Le programme de François Hollande prévoyait une loi sanctionnant les entreprises ne respectant pas «l’égalité des carrières professionnelles et des rémunérations entre les femmes et les hommes». Une loi de plus pour une situation inégalitaire qui ne se réduit que très lentement et qui a de multiples causes.
D’après les documents émis par l’INSEE en mars 2012 sous le titre « Femmes et Hommes, regards sur la parité », le revenu salarial moyen des femmes était inférieur de 25% à celui des hommes en 2009. On pourra observer que la situation s’améliore, puisque l’écart était de 29% en 1991, mais le progrès est bien lent !
En pratique, cet écart important de 25% est le résultat cumulé de quatre phénomènes distincts :
- Les femmes sont nettement plus souvent à temps partiel que les hommes
- Les filles choisissent (ou sont orientées vers) des filières professionnelles souvent mal payées car encombrées
- Il y a une discrimination dans les entreprises, qui ne pratiquent pas le « à travail égal salaire égal »
- Les carrières des femmes sont moins favorables : elles sont moins souvent cadres que les hommes alors qu’elles réussissent mieux dans les études et arrivent difficilement aux postes les plus élevés (le fameux »plafond de verre »)
Avant de reprendre chacun de ces sujets un à un, il est utile de noter comment l’inégalité salariale se répartit dans la pyramide des salaires selon les sexes. Dans le tableau ci-dessous, le décile 1 (D1) représente la valeur en dessous de laquelle on trouve 10% des individus, le décile 9, la valeur en dessous de laquelle on trouve 90% des individus.

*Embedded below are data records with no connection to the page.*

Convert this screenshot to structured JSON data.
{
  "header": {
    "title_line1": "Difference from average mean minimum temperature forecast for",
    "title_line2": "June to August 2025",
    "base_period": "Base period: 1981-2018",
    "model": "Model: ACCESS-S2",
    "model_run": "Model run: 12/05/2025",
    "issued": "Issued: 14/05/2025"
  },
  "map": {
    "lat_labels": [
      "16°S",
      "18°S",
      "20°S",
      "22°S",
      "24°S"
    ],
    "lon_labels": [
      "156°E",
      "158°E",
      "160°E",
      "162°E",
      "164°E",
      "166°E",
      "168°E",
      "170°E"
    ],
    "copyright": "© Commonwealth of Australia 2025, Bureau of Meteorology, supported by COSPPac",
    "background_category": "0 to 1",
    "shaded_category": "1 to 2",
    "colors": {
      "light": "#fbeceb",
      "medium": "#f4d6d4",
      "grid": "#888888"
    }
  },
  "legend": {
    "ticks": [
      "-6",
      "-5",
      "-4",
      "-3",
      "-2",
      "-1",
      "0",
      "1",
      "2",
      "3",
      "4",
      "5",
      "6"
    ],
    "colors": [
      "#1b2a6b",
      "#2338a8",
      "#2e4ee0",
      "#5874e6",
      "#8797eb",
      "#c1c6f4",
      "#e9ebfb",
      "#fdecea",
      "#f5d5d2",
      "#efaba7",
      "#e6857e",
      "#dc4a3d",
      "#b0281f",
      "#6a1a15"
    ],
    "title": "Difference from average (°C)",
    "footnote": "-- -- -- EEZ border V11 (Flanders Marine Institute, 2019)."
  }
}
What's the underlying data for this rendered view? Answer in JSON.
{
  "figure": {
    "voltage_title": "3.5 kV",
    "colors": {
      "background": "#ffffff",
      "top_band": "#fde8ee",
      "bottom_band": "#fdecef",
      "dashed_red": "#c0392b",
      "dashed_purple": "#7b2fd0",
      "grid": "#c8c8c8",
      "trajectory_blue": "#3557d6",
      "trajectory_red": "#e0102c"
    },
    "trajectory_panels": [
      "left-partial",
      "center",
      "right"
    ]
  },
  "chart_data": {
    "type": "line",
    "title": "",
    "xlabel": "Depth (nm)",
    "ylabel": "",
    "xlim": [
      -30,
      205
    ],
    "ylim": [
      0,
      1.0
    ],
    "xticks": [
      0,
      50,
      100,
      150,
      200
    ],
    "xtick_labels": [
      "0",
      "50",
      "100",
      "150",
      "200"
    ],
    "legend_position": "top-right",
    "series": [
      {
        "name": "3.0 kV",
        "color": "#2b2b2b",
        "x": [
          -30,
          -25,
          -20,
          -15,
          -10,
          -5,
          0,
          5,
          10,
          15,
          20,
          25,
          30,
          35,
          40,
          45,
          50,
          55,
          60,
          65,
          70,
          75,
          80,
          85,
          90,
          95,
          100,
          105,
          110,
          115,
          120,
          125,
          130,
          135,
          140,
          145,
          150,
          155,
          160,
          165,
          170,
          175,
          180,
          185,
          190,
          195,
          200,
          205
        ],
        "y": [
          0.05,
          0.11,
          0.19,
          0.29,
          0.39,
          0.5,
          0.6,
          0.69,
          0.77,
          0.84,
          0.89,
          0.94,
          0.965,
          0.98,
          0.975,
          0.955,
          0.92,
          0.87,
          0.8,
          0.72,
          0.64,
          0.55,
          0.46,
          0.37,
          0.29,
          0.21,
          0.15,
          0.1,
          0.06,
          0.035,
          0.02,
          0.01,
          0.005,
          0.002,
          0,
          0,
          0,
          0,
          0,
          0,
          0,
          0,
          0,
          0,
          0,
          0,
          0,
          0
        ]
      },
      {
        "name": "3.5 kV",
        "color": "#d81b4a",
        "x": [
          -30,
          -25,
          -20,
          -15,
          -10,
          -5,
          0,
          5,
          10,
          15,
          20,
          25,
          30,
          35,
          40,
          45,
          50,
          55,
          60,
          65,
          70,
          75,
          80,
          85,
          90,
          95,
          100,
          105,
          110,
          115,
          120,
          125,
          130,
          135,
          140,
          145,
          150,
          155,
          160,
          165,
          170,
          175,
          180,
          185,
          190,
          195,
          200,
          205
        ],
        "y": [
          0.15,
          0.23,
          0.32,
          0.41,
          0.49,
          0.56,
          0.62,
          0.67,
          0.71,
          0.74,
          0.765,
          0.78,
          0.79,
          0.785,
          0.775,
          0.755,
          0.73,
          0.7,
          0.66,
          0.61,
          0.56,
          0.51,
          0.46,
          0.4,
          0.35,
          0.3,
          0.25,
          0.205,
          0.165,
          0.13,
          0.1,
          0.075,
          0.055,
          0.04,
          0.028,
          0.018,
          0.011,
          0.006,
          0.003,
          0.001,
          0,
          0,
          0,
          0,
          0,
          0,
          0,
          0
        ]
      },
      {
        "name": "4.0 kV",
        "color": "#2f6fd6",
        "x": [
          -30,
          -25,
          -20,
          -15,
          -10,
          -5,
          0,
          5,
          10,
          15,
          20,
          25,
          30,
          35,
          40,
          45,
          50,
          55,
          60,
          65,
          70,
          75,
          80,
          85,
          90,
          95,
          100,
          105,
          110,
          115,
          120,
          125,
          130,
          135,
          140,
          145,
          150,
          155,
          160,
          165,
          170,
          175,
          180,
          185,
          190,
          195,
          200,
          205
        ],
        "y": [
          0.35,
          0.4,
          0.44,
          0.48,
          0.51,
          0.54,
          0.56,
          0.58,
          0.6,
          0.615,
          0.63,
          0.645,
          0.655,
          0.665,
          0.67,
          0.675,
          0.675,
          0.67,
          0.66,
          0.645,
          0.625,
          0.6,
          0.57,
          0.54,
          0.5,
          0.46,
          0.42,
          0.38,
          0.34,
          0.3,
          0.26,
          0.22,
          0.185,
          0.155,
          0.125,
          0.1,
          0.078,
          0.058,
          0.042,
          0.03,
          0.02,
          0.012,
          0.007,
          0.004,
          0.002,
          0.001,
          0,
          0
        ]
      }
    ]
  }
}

L’importance du temps partiel chez les femmes va bien sûr expliquer l’importance de l’écart sur D1, 2 et 3. Mais cela signifie aussi que le temps partiel est plus important chez les bas salaires. De l’autre côté de la pyramide, on imagine que l’augmentation de l’écart pour D9 est le résultat du plafond de verre, et que l’écart pour D99 est sans doute encore plus important.
Le temps partiel
En 2010, plus de quatre millions de salariés travaillent à temps partiel et 82% sont des femmes. Dit autrement, 31% des femmes salariées travaillent à temps partiel alors que ce n’est le cas que de 7% des hommes. En 2010 et en milliers, on se situe à 3 478 pour les femmes et 764 pour les hommes.
Comme le suggérait la remarque sur l’écart par décile, la proportion de femmes à temps partiel varie avec la qualification : c’est le cas de 17% des femmes cadres, de 30% des ouvrières, de 37% des employées et de 46% des employées non qualifiées. Si la proportion de femmes parmi les salariés à temps partiel ne semble pas varier avec le temps, l’écart de proportion de temps partiel selon les catégories croît avec le temps : de 2003 à 2010, la proportion de temps partiel chez les femmes a baissé de 10% chez les cadres et augmenté de plus de 20% chez les ouvrières, tout en restant stable chez les employées.
On peut supposer que les femmes cadres à temps partiels le sont, sauf exception, à leur demande, alors que ce n’est certainement pas le cas de toutes les femmes à temps partiel employées ou ouvrières.
L’INSEE nous donne aussi le nombre de salariés à temps partiel qui déclarent vouloir travailler plus d’heures (l’INSEE parle de sous-emploi).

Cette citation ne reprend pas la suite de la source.